The context for all this research is an era in which globalization has grown more troubled. The US has refined the art of blacklisting alleged wrongdoers from dollar transactions, locking entities out of the global financial and payments system without firing a shot. China, in turn, has spun its own web of dependency through its Belt and Road Initiative of debt-financed ports, railways, and industrial zones spanning Eurasia and Africa.
China has also increasingly used its dominance over rare-earth minerals (critical to much high-tech manufacturing) and refining to threaten anyone who defies it. For example, with control of 70 percent of global lithium refining, China has created a major supply-chain choke point in the electric-vehicle industry, and it has already begun to weaponize its position. The fraught China-US relationship is just one example of robust interdependency giving rise to mutual hostility. In Europe, the race is on to reduce dependency not only on Russian energy, but also on US payment rails and Chinese telecoms.
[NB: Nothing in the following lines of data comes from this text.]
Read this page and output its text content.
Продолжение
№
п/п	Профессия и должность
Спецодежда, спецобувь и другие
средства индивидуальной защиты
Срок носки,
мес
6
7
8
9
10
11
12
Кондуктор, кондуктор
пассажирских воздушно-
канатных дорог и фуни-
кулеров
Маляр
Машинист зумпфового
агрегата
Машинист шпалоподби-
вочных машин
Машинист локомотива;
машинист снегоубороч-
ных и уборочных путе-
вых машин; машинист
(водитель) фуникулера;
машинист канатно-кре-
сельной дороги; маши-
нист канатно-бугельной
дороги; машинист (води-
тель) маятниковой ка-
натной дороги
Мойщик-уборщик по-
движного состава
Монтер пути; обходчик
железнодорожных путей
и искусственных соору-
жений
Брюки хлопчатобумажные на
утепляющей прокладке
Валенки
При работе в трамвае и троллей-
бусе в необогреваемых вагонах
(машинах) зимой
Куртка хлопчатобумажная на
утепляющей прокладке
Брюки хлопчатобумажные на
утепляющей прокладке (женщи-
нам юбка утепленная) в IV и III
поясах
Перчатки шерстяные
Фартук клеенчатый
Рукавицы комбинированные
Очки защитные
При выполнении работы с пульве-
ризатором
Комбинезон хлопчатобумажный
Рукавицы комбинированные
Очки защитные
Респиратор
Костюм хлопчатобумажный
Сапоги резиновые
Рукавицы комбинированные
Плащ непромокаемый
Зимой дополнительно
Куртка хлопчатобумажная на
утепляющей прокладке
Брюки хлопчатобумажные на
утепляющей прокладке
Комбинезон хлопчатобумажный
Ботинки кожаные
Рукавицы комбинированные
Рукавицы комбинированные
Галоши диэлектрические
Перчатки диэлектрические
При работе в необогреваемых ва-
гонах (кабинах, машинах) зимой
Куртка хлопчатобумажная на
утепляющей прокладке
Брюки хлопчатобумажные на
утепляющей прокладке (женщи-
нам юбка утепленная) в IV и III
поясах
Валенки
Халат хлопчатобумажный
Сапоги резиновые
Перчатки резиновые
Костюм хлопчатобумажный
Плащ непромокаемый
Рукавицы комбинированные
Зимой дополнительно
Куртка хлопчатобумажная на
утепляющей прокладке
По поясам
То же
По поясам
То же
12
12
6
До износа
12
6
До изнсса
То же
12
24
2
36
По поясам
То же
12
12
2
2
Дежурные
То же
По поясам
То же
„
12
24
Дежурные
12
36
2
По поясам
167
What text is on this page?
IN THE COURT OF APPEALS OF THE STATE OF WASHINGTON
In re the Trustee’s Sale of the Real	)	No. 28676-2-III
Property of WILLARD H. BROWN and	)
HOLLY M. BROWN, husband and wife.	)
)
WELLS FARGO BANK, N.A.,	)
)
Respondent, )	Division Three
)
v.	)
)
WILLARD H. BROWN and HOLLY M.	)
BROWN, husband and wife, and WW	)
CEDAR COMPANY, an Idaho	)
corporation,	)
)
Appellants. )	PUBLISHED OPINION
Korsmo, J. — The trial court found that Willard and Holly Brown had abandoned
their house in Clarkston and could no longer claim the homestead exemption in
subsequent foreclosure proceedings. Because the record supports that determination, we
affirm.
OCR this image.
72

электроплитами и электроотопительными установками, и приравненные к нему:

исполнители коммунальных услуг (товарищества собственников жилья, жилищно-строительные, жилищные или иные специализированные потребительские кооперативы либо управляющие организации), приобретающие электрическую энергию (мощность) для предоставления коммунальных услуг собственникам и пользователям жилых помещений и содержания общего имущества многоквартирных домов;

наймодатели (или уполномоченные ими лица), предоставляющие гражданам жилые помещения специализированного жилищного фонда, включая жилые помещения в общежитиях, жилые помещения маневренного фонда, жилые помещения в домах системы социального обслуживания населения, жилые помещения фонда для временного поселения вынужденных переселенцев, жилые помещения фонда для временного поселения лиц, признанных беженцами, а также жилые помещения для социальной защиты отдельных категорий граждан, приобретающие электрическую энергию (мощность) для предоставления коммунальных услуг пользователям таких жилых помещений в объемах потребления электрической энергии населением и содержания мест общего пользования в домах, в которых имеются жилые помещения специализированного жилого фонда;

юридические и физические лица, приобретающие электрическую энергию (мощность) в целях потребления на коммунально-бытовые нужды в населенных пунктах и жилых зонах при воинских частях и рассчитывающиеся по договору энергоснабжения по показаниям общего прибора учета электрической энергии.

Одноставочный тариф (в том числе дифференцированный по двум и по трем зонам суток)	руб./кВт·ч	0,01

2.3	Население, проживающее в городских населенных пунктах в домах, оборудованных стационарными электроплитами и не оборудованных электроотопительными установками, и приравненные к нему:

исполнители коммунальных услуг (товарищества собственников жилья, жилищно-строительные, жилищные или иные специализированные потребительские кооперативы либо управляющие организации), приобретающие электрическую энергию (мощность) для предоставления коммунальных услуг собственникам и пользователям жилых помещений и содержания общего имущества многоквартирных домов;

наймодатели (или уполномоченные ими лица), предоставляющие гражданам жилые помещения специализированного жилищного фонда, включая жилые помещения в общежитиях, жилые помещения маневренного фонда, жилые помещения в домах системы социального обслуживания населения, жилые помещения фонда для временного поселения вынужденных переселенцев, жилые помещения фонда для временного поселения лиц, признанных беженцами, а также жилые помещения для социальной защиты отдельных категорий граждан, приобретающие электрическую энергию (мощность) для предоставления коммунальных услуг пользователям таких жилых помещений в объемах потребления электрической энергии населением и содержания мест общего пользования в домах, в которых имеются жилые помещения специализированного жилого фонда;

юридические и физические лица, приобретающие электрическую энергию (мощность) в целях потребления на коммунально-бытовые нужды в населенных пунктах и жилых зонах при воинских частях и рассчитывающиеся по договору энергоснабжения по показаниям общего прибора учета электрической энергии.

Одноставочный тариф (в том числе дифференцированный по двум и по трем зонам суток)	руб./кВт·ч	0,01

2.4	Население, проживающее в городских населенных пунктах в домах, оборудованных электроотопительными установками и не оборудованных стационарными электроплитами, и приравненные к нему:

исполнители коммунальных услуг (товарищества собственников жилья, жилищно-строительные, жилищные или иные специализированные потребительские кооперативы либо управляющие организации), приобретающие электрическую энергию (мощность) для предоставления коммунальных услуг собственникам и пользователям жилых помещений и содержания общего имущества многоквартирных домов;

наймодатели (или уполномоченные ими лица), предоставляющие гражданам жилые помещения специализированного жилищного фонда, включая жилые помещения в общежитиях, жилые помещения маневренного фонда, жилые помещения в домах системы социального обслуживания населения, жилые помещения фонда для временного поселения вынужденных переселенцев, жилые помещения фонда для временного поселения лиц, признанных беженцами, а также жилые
The problem is likely to persist, because weaponizing economic nodes is more palatable to policymakers than traditional warfare. However, such tactics are not without costs. Over time, their use breeds suspicion and invites retaliation. States concerned about their exposure would assume more defensive postures, tightening trade policies and restricting technological collaboration.
In such a fractured strategic environment, each economic node — be it a shipping corridor, a payments system, or a data platform — becomes a new potential front line. Over time, weaponized interdependencies would splinter global trade into rival blocs, undermining the ties that drove unprecedented prosperity gains for billions of people in recent decades. When every pipeline or semiconductor supply chain is viewed as a Trojan horse, cooperation on existential challenges such as climate change or pandemics becomes even more difficult.
A delicate balance between deploying positional advantages and using them as strategic tools must be struck. By recognizing how weaponized interdependence has evolved, policymakers could avoid the kinds of ruinous mercantilist pitfalls that have run previous eras of globalization into the ground. The only question is whether they are actually inclined to do so.
Carla Norrlof, professor of political science at the University of Toronto, is a non-resident senior fellow at the Atlantic Council.